Read the report of the Working Group on Climate Change and Human Rights to the Commonwealth Forum of National Human Rights Institutions, 2012.

Read Professor Alan Miller's 2013 lecture: "From Climate Change to Climate Justice" (Prof Miller was the Chair of the Scottish Human Rights Commission 2009-15).

Land Reform

Land reform in Scotland is an important human rights issue. The Land Reform (Scotland) Act 2016 was passed in April 2016.  

Why is land ownership a human rights issue?

Land ownership and access to land in Scotland is an emotive issue. During 2014 and 2015, the Commission engaged with a wide range of stakeholders, the Scottish Parliament and the Scottish Government, to encourage everyone involved to recognise that human rights are engaged in the debate.

We stressed that Scottish Ministers are empowered by the Scotland Act 1998 to observe and implement international human rights obligations. These include but go beyond the European Convention on Human Rights. The International Covenant on Economic, Social and Cultural Rights places a duty on Ministers to use the maximum available resources to ensure the progressive realisation of rights like the right to housing, food and employment.

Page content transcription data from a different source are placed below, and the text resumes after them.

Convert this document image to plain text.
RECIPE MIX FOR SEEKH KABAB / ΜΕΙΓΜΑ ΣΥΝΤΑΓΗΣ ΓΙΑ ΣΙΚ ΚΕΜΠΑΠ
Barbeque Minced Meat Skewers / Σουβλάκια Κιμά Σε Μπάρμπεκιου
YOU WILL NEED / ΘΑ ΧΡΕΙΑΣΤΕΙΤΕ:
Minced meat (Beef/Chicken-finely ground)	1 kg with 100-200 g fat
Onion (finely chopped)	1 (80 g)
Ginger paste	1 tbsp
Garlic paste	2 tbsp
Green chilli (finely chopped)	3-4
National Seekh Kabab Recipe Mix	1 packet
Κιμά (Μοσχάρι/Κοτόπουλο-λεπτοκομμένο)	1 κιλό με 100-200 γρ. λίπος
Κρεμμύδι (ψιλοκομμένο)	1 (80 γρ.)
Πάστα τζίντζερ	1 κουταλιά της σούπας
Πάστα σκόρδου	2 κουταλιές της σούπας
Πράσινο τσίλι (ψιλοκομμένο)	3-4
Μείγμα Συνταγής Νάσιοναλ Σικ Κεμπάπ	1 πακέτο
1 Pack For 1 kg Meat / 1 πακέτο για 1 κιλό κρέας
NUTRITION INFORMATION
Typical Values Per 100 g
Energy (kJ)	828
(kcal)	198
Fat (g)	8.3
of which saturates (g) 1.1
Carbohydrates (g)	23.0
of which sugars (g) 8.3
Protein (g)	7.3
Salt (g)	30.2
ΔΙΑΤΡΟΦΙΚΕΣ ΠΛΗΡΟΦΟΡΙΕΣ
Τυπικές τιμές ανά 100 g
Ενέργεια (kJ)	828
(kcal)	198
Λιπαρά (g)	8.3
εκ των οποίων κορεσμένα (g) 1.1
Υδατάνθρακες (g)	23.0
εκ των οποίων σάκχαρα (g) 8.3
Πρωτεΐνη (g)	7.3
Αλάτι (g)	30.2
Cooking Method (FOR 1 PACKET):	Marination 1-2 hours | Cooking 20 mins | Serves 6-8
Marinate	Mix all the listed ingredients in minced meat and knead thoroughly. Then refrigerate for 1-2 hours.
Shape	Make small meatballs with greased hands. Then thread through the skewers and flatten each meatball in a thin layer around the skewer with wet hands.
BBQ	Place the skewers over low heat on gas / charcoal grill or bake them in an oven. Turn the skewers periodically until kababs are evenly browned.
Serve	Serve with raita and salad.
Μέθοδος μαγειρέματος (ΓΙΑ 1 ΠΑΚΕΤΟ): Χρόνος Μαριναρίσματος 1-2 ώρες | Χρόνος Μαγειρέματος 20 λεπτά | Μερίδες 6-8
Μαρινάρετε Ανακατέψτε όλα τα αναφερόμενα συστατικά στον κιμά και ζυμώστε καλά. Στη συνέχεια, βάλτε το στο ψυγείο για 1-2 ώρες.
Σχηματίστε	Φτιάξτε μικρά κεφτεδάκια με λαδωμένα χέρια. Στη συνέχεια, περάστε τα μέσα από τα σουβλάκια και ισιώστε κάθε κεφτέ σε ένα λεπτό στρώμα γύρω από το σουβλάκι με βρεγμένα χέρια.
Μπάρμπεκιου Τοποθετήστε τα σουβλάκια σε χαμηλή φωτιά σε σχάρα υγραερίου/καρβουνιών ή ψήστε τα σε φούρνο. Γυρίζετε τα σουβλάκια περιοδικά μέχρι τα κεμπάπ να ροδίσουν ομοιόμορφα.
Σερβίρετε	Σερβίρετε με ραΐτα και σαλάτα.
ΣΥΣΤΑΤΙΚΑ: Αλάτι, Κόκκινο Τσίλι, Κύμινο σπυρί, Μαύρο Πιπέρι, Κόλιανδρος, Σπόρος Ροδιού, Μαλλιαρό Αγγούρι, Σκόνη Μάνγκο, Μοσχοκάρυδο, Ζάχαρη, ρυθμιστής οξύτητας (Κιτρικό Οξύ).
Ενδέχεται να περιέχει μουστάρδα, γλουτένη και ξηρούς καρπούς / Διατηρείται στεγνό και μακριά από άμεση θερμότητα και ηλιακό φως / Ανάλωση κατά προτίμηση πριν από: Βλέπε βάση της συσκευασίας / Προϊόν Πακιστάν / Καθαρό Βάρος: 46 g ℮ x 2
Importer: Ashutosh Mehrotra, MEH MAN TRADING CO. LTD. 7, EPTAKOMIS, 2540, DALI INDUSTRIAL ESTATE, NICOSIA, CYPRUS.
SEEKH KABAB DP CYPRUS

Viewed through this broader human rights lens, land is seen as a national asset, with key questions arising of how to strike the most appropriate balance between the legitimate rights of landowners and the wider public interest.

What has the Commission done?

In January 2021, the Commission published its Submission to the Scottish Government's Consultation on on Scotland’s Third Land Use Strategy 2021-2026

In 2014 and 2015 the Commission gave evidence to the Scottish Parliament and the Scottish Government on land reform.

We wrote about human rights and land reform in the Herald in April 2015.